Maryland's Board of Elections approved the groups' proposed petition form Wednesday, the first step before they can start collecting signatures.
Gay rights advocates acknowledge that they haven't had success nationally at the ballot box. But they say the dynamic is changing.
In the past, same-sex marriage became law in some states through judicial rulings when marriage laws were challenged in court. Passage of such laws by legislative bodies signals a broader acceptance of same-sex marriage, Rouse said. "It is a new day," he said. "The ground has shifted."
The Human Rights Campaign has already spent $500,000 in Maryland doing outreach in targeted House of Delegates districts. That campaign — and the Maryland General Assembly debate — forced families to talk and think about the issue, he said.
"Let's be frank, those conversations have been uncomfortable," Rouse said. "People's minds and hearts have been opened and changed."
Those who gathered Thursday weren't talking about the referendum just yet. "We want to savor this," said Robyn Zeiger, 60, who attended with her wife, Stacey Williams, 47.
The pair married in a small ceremony in Washington, D.C., but want to have a second, bigger wedding in Maryland, if possible. "I don't want to feel like I have to hide who I am," Williams said. She'd like to have another ceremony where she can "scream down the aisle and jump up and down like everyone else."
The bill has further significance, whether or not it survives referendum. Passage represents a legislative victory for O'Malley, who took up the cause after it was shelved in the House of Delegates last year for lack of votes.

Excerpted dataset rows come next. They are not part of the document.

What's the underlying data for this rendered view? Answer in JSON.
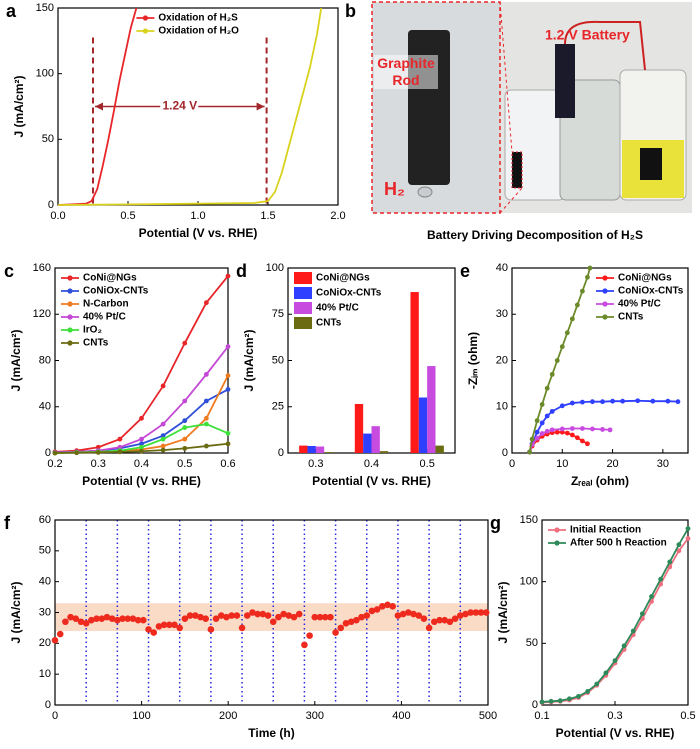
{
  "chart_data": [
    {
      "type": "line",
      "label": "a",
      "xlabel": "Potential (V vs. RHE)",
      "ylabel": "J (mA/cm²)",
      "xlim": [
        0,
        2.0
      ],
      "xticks": [
        {
          "value": 0,
          "label": "0.0"
        },
        {
          "value": 0.5,
          "label": "0.5"
        },
        {
          "value": 1,
          "label": "1.0"
        },
        {
          "value": 1.5,
          "label": "1.5"
        },
        {
          "value": 2,
          "label": "2.0"
        }
      ],
      "ylim": [
        0,
        150
      ],
      "yticks": [
        0,
        50,
        100,
        150
      ],
      "legend": "upper center",
      "annotation": "1.24 V",
      "vlines": [
        0.25,
        1.49
      ],
      "series": [
        {
          "name": "Oxidation of H₂S",
          "color": "#e8262a",
          "x": [
            0,
            0.1,
            0.2,
            0.24,
            0.28,
            0.32,
            0.36,
            0.4,
            0.44,
            0.48,
            0.52,
            0.56
          ],
          "values": [
            0,
            0.5,
            1,
            3,
            12,
            30,
            50,
            72,
            95,
            115,
            135,
            150
          ]
        },
        {
          "name": "Oxidation of H₂O",
          "color": "#d9d21c",
          "x": [
            0,
            0.5,
            1.0,
            1.4,
            1.5,
            1.55,
            1.6,
            1.65,
            1.7,
            1.75,
            1.8,
            1.85,
            1.88
          ],
          "values": [
            0,
            0.5,
            1,
            1.5,
            3,
            10,
            25,
            45,
            65,
            85,
            105,
            130,
            150
          ]
        }
      ]
    },
    {
      "type": "image",
      "label": "b",
      "caption": "Battery Driving Decomposition of H₂S",
      "annotations": [
        "Graphite Rod",
        "H₂",
        "1.2 V Battery"
      ]
    },
    {
      "type": "line",
      "label": "c",
      "xlabel": "Potential (V vs. RHE)",
      "ylabel": "J (mA/cm²)",
      "markers": true,
      "xlim": [
        0.2,
        0.6
      ],
      "xticks": [
        0.2,
        0.3,
        0.4,
        0.5,
        0.6
      ],
      "ylim": [
        0,
        160
      ],
      "yticks": [
        0,
        40,
        80,
        120,
        160
      ],
      "legend": "upper left",
      "x": [
        0.2,
        0.25,
        0.3,
        0.35,
        0.4,
        0.45,
        0.5,
        0.55,
        0.6
      ],
      "series": [
        {
          "name": "CoNi@NGs",
          "color": "#e8262a",
          "values": [
            1,
            2,
            5,
            12,
            30,
            58,
            95,
            130,
            153
          ]
        },
        {
          "name": "CoNiOx-CNTs",
          "color": "#2f4fd8",
          "values": [
            0.5,
            1,
            2,
            4,
            8,
            15,
            28,
            45,
            55
          ]
        },
        {
          "name": "N-Carbon",
          "color": "#f07c22",
          "values": [
            0,
            0.5,
            1,
            1.5,
            3,
            6,
            12,
            30,
            67
          ]
        },
        {
          "name": "40% Pt/C",
          "color": "#c447d6",
          "values": [
            0.5,
            1,
            2,
            5,
            12,
            25,
            45,
            68,
            92
          ]
        },
        {
          "name": "IrO₂",
          "color": "#3ee03a",
          "values": [
            0,
            0.5,
            1,
            2,
            5,
            12,
            22,
            25,
            17
          ]
        },
        {
          "name": "CNTs",
          "color": "#6b6b12",
          "values": [
            0,
            0.2,
            0.5,
            1,
            1.5,
            2.5,
            4,
            6,
            8
          ]
        }
      ]
    },
    {
      "type": "bar",
      "label": "d",
      "xlabel": "Potential (V vs. RHE)",
      "ylabel": "J (mA/cm²)",
      "categories": [
        "0.3",
        "0.4",
        "0.5"
      ],
      "ylim": [
        0,
        100
      ],
      "yticks": [
        0,
        25,
        50,
        75,
        100
      ],
      "legend": "upper left",
      "series": [
        {
          "name": "CoNi@NGs",
          "color": "#ff1a1a",
          "values": [
            4,
            26.5,
            87
          ]
        },
        {
          "name": "CoNiOx-CNTs",
          "color": "#2f3fff",
          "values": [
            3.8,
            10.5,
            30
          ]
        },
        {
          "name": "40% Pt/C",
          "color": "#c84be0",
          "values": [
            3.5,
            14.5,
            47
          ]
        },
        {
          "name": "CNTs",
          "color": "#6b6b12",
          "values": [
            0.5,
            1,
            4
          ]
        }
      ]
    },
    {
      "type": "line",
      "label": "e",
      "xlabel": "Zᵣₑₐₗ (ohm)",
      "ylabel": "-Zᵢₘ (ohm)",
      "markers": true,
      "xlim": [
        0,
        35
      ],
      "xticks": [
        0,
        10,
        20,
        30
      ],
      "ylim": [
        0,
        40
      ],
      "yticks": [
        0,
        10,
        20,
        30,
        40
      ],
      "legend": "upper right",
      "series": [
        {
          "name": "CoNi@NGs",
          "color": "#ff1a1a",
          "x": [
            3.5,
            4,
            5,
            6,
            7,
            8,
            9,
            10,
            11,
            12,
            13,
            14,
            15
          ],
          "values": [
            0.2,
            1.5,
            2.8,
            3.6,
            4.1,
            4.4,
            4.5,
            4.5,
            4.3,
            3.9,
            3.3,
            2.6,
            2
          ]
        },
        {
          "name": "CoNiOx-CNTs",
          "color": "#2f3fff",
          "x": [
            3.5,
            4,
            5,
            6,
            7,
            8,
            10,
            12,
            14,
            16,
            18,
            20,
            22,
            25,
            28,
            31,
            33
          ],
          "values": [
            0.2,
            2,
            4.5,
            6.5,
            8,
            9,
            10.2,
            10.8,
            11,
            11.1,
            11.1,
            11.2,
            11.2,
            11.3,
            11.2,
            11.2,
            11.1
          ]
        },
        {
          "name": "40% Pt/C",
          "color": "#c84be0",
          "x": [
            3.5,
            4,
            5,
            6,
            7,
            8,
            10,
            12,
            14,
            16,
            18,
            19.5
          ],
          "values": [
            0.2,
            1.8,
            3.2,
            4.2,
            4.7,
            5,
            5.2,
            5.3,
            5.3,
            5.2,
            5.1,
            5
          ]
        },
        {
          "name": "CNTs",
          "color": "#6b8a2a",
          "x": [
            3.5,
            4,
            5,
            6,
            7,
            8,
            9,
            10,
            11,
            12,
            13,
            14,
            15,
            15.5
          ],
          "values": [
            0.2,
            3,
            7,
            10.5,
            14,
            17,
            20,
            23,
            26,
            29,
            32,
            35,
            38,
            40
          ]
        }
      ]
    },
    {
      "type": "scatter",
      "label": "f",
      "xlabel": "Time (h)",
      "ylabel": "J (mA/cm²)",
      "xlim": [
        0,
        500
      ],
      "xticks": [
        0,
        100,
        200,
        300,
        400,
        500
      ],
      "ylim": [
        0,
        60
      ],
      "yticks": [
        0,
        10,
        20,
        30,
        40,
        50,
        60
      ],
      "band": [
        24,
        33
      ],
      "band_color": "#f9d2b6",
      "vline_color": "#2a2ae0",
      "vlines": [
        36,
        72,
        108,
        144,
        180,
        216,
        252,
        288,
        324,
        360,
        396,
        432,
        468
      ],
      "x": [
        0,
        6,
        12,
        18,
        24,
        30,
        36,
        42,
        48,
        54,
        60,
        66,
        72,
        78,
        84,
        90,
        96,
        102,
        108,
        114,
        120,
        126,
        132,
        138,
        144,
        150,
        156,
        162,
        168,
        174,
        180,
        186,
        192,
        198,
        204,
        210,
        216,
        222,
        228,
        234,
        240,
        246,
        252,
        258,
        264,
        270,
        276,
        282,
        288,
        294,
        300,
        306,
        312,
        318,
        324,
        330,
        336,
        342,
        348,
        354,
        360,
        366,
        372,
        378,
        384,
        390,
        396,
        402,
        408,
        414,
        420,
        426,
        432,
        438,
        444,
        450,
        456,
        462,
        468,
        474,
        480,
        486,
        492,
        498
      ],
      "series": [
        {
          "color": "#ee2a1e",
          "values": [
            21,
            23,
            27,
            28.5,
            28,
            27,
            26.5,
            27.5,
            28,
            28,
            28.5,
            28,
            27.5,
            28,
            28,
            28,
            27.5,
            27.5,
            24.5,
            23.5,
            25.5,
            26,
            26,
            26,
            25,
            28,
            29,
            29,
            28.5,
            28,
            24.5,
            28,
            29,
            28.5,
            29,
            29,
            25,
            29,
            30,
            29.5,
            29.5,
            29,
            27,
            28.5,
            29.5,
            29,
            28.5,
            29.5,
            19.5,
            22.5,
            28.5,
            28.5,
            28.5,
            28.5,
            23.5,
            25,
            26.5,
            27,
            27.5,
            28.5,
            29,
            30.5,
            31,
            32,
            32.5,
            32,
            29,
            29.5,
            30,
            29.5,
            29,
            28,
            25,
            27,
            27.5,
            27.5,
            27,
            28,
            29,
            29.5,
            30,
            30,
            30,
            30
          ]
        }
      ]
    },
    {
      "type": "line",
      "label": "g",
      "xlabel": "Potential (V vs. RHE)",
      "ylabel": "J (mA/cm²)",
      "markers": true,
      "xlim": [
        0.1,
        0.5
      ],
      "xticks": [
        0.1,
        0.3,
        0.5
      ],
      "ylim": [
        0,
        150
      ],
      "yticks": [
        0,
        50,
        100,
        150
      ],
      "legend": "upper left",
      "x": [
        0.1,
        0.125,
        0.15,
        0.175,
        0.2,
        0.225,
        0.25,
        0.275,
        0.3,
        0.325,
        0.35,
        0.375,
        0.4,
        0.425,
        0.45,
        0.475,
        0.5
      ],
      "series": [
        {
          "name": "Initial Reaction",
          "color": "#ef6f7f",
          "values": [
            2,
            2.5,
            3,
            4,
            6,
            10,
            16,
            24,
            34,
            45,
            57,
            70,
            84,
            98,
            112,
            125,
            135
          ]
        },
        {
          "name": "After 500 h Reaction",
          "color": "#2e8a5a",
          "values": [
            2.5,
            3,
            3.5,
            5,
            7,
            11,
            17,
            26,
            36,
            48,
            60,
            74,
            88,
            102,
            116,
            130,
            143
          ]
        }
      ]
    }
  ]
}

The governor and his staff dedicated considerable time to work with wavering lawmakers to find the 71 votes needed for passage. In a dramatic week during which four delegates switched their positions, the bill squeaked through the body with a single vote to spare.
"This is another piece of what is a growing national profile for Governor O'Malley," said Anita Dunn, an adviser to Obama during his 2008 campaign and his communications director in 2009.
"It is has been a long time since Maryland has had a governor who is seen as a national leader," Dunn said.